Enfin, un pilotage intelligent par des smartgrids permettent de consommer du solaire de jour… comme de nuit. Giuncaggio bénéficie d’un système de smartgrids particulièrement perfectionné. Fruit du savoir-faire de Corsica Sole l’EMS (Energy Management System), est le cerveau de la centrale :
Jour J-1 : l’EMS réalise un pronostic optimisé de production. L’EMS de Corsica Sole va analyser les prévisions météos et l’ensoleillement pour estimer l’irradiation que recevra la centrale et calculer de manière particulièrement fine la production. Il exploite aussi les données sur l’historique de production de la centrale pour  améliorer en permanence ce diagnostic. Passage d’un nuage, saisons, inclinaisons des panneaux, historique : tout est pris en compte pour définir un pronostic de production extrêmement précis. Corsica Sole va ensuite s’engager sur des livraisons d’électricité au gestionnaire du réseau à la minute près. En cas d’écart supérieur à 5%, des pénalités sont prévues par la CRE. Grâce au stockage, la centrale va pouvoir fournir de l’électricité à  tout moment de la journée et de la nuit, en fonction des besoins de l’opérateur.
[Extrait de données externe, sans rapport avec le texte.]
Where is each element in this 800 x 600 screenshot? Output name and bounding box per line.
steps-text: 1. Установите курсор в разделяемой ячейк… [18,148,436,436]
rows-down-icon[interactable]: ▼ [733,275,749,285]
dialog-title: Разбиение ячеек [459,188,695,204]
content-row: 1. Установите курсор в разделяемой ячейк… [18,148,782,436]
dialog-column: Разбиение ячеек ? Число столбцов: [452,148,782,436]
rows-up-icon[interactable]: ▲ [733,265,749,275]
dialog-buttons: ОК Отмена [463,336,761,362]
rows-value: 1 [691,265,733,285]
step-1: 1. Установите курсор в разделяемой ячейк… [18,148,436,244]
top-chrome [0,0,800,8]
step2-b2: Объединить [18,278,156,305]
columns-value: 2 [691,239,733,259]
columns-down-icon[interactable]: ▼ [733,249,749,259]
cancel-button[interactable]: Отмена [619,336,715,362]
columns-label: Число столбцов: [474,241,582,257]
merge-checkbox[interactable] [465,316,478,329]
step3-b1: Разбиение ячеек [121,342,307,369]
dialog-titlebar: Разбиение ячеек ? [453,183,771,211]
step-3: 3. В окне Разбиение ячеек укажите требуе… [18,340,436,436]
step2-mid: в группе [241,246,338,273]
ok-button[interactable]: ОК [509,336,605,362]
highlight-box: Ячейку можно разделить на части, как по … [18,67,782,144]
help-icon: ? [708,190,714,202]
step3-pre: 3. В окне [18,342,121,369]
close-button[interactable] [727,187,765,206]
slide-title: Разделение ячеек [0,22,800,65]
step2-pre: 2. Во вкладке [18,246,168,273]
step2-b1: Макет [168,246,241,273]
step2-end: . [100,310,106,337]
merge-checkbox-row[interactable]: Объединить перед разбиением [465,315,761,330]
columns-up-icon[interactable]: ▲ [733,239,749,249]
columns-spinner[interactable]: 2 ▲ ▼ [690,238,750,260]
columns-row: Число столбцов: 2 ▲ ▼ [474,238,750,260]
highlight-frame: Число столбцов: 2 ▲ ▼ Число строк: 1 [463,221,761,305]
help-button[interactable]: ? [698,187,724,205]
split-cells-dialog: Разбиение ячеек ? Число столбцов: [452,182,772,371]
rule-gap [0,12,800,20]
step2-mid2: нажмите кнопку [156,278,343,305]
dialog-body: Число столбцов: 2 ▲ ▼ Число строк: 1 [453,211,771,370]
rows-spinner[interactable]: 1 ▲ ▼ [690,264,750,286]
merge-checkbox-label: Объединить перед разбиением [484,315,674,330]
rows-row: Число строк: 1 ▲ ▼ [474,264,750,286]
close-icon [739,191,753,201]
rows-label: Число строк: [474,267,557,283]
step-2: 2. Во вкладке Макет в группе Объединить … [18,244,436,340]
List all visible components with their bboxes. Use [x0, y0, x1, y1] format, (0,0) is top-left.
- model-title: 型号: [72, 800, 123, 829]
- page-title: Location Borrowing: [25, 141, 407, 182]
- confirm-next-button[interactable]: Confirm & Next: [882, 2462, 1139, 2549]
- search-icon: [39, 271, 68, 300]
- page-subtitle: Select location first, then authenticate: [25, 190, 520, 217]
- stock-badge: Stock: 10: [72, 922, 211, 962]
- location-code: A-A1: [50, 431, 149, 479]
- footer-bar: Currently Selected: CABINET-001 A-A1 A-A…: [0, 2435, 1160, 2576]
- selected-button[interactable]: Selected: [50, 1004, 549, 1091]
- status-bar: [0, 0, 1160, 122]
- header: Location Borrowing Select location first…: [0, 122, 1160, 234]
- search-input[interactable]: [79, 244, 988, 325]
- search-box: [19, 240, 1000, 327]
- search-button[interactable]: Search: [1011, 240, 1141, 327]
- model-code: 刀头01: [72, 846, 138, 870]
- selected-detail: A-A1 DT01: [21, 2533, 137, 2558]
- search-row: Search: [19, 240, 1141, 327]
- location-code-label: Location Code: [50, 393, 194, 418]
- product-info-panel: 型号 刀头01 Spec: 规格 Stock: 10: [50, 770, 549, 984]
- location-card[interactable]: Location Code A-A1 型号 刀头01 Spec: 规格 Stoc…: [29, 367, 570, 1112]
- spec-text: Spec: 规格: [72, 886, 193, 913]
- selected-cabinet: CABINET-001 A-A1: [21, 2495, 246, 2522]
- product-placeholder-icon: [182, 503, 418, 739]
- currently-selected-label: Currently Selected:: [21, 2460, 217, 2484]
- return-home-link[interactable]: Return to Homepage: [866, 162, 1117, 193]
Jour J : l’EMS effectue en temps réel le pilotage de la centrale. L’EMS va piloter la puissance qui est délivrée au réseau électrique en  réalisant l’arbitrage entre injection directe d’électricité sur le réseau ou stockage/déstockage. L’EMS est constitué principalement de 2 ordinateurs synchronisés : l’un est directement implanté sur le site de la centrale et un autre ordinateur de secours contrôle ce que fait le premier et peut intervenir en cas de défaillance. Une partie de l’électricité est injectée directement sur le réseau. Elle peut être déstockée à tout moment notamment au pic de consommation, là  où la demande est la plus forte et les tarifs les plus élevés.